Héroïne steampunk du groupe Ana GRAHM et les Chasseurs de Larsen
Dans un XIXe siècle alternatif, où la vapeur, l’électricité et l’ingéniosité mécanique règnent sur les cités, Ana GRAHM est une figure singulière. Fille d’un inventeur excentrique et d’une musicienne visionnaire, elle grandit dans un atelier-laboratoire où les engrenages valsent au rythme des mélodies. Dès l’enfance, Ana développe une passion pour la musique et la mécanique, apprenant à accorder aussi bien les instruments que les machines.

Ana GRAHM arbore l’allure typique d’une aventurière steampunk : haut-de-forme orné de lunettes et de cadrans, veste de cuir, bottes renforcées, et accessoires mêlant cuivre, laiton et rouages. Sa guitare électrique, fruit de ses propres inventions, est aussi une arme contre les distorsions sonores qui menacent l’harmonie du monde. À sa ceinture, un tambour mécanique, capable de générer des rythmes hypnotiques ou de désamorcer les pièges acoustiques les plus redoutables.
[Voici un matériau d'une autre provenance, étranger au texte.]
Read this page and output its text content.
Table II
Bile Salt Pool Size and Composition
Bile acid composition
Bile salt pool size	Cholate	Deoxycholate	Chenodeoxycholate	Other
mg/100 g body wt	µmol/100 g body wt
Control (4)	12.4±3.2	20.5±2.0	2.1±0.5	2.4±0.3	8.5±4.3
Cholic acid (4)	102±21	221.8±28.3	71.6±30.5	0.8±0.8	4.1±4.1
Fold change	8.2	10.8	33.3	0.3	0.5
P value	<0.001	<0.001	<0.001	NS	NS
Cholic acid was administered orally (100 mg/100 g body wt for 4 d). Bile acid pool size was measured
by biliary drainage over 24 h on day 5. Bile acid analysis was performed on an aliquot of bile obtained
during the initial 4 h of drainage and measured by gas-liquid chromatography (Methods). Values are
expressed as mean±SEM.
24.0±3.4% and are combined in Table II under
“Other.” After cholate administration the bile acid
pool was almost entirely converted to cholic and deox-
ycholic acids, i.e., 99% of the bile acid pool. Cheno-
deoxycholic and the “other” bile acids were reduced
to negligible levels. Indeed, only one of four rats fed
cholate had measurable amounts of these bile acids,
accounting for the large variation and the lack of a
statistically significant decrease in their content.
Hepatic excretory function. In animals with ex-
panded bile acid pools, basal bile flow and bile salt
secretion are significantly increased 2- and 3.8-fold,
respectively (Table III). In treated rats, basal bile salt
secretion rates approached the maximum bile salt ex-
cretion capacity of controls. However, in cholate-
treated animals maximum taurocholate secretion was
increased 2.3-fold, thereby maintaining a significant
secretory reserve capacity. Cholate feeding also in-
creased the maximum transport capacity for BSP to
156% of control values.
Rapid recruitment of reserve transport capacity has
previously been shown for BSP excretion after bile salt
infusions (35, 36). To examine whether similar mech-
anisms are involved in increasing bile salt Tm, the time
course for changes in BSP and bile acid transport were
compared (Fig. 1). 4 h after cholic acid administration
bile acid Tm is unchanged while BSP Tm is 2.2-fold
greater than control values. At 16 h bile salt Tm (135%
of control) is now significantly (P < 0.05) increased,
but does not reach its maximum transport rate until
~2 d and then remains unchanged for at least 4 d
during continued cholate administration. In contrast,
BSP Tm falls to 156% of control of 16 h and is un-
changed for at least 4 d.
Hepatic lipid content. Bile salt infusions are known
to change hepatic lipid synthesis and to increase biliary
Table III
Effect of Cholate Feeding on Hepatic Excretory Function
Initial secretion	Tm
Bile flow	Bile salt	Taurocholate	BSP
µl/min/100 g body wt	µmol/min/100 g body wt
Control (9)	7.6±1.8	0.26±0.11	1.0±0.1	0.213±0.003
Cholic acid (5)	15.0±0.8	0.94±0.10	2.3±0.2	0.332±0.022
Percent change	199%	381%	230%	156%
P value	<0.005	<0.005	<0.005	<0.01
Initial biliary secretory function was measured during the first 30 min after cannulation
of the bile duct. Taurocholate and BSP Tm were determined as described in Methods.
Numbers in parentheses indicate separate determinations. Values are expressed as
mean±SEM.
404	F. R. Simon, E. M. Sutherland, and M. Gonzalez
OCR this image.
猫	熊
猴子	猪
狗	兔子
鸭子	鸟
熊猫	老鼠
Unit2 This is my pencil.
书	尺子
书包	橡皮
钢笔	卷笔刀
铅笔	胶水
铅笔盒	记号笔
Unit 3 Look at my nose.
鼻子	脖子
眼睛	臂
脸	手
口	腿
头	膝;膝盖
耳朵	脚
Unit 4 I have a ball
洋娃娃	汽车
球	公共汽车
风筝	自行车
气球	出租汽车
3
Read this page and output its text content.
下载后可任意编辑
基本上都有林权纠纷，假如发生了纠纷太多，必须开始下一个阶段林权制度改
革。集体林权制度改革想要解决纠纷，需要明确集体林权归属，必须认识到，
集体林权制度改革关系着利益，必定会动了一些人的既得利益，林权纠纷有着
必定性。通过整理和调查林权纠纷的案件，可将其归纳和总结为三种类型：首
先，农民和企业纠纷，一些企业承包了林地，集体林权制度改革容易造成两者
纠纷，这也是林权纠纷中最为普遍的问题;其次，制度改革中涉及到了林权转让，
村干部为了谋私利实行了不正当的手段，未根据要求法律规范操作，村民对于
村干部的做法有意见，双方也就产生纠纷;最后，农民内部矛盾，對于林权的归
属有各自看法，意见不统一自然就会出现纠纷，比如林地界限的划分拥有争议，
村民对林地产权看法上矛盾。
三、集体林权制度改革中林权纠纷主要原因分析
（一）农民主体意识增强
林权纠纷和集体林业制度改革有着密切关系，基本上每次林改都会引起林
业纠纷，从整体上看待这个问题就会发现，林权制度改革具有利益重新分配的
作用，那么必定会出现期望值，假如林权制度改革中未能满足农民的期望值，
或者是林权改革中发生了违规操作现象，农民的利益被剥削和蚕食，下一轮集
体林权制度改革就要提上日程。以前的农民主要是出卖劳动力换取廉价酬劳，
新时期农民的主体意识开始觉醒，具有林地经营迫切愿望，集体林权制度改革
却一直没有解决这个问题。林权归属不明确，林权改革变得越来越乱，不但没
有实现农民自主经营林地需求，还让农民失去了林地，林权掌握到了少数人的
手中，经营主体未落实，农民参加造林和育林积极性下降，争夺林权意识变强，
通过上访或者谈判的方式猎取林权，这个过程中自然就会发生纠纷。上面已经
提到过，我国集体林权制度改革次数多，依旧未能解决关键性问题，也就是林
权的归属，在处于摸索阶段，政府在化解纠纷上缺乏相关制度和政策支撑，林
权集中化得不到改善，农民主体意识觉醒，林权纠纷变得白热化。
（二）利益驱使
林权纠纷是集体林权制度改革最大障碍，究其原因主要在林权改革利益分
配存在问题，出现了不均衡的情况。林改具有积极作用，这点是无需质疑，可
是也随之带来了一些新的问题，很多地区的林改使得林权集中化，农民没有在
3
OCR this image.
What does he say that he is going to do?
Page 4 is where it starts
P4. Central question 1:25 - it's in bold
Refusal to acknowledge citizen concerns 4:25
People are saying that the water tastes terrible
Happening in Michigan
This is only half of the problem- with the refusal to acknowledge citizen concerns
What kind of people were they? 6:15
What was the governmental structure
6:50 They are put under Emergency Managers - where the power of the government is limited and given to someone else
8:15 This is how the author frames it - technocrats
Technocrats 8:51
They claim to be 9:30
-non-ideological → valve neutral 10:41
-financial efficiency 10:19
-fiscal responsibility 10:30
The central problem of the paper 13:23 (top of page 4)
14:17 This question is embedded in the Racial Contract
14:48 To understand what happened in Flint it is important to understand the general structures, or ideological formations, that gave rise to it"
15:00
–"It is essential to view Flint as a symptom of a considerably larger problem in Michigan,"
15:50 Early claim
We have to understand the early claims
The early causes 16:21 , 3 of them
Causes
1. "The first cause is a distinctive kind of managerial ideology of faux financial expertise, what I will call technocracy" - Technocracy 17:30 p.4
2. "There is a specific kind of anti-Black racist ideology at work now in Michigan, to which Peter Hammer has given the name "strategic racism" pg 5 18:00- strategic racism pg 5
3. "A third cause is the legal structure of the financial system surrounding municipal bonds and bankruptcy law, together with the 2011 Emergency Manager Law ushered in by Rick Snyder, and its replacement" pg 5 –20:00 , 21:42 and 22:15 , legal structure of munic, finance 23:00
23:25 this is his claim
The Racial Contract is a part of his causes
Dans cet univers, le Larsen n’est pas qu’un simple larsen acoustique, mais une entité chaotique née des failles entre musique et technologie. Ces créatures invisibles sèment la discorde, la cacophonie et sabotent les concerts. Ana fonde alors les Chasseurs de Larsens, un groupe de musiciens-inventeurs, chacun doté d’un instrument unique et d’un talent particulier pour traquer et neutraliser ces parasites sonores.
Sur scène, Ana GRAHM mène la danse, alternant solos électrisants et improvisations mécaniques. Chaque concert est une expédition : il faut capturer les Larsens, rétablir l’équilibre harmonique et faire vibrer le public. Grâce à ses inventions, Ana transforme chaque spectacle en une aventure immersive, où la frontière entre la musique et la magie de la vapeur s’efface.


Ana est curieuse, audacieuse et résolument moderne. Refusant les étiquettes, elle incarne la créativité sans limites et la résistance à la monotonie. Elle veille à l’émergence de nouveaux talents, encourage l’innovation musicale et technique, et lutte contre tout ce qui menace la liberté d’expression artistique.
Au fil des tournées et des légendes urbaines, Ana GRAHM devient une icône : muse des inventeurs, inspiratrice des rêveurs, et cauchemar des parasites sonores. Son nom circule dans les ruelles enfumées des cités industrielles, dans les ateliers clandestins et sur toutes les lèvres des passionnés de musique alternative.
Ana GRAHM est bien plus qu’une simple musicienne : elle est l’alchimiste de la scène steampunk, la chasseuse de distorsions, la cheffe d’orchestre d’un monde où chaque note est une invention et chaque silence, une victoire sur le chaos.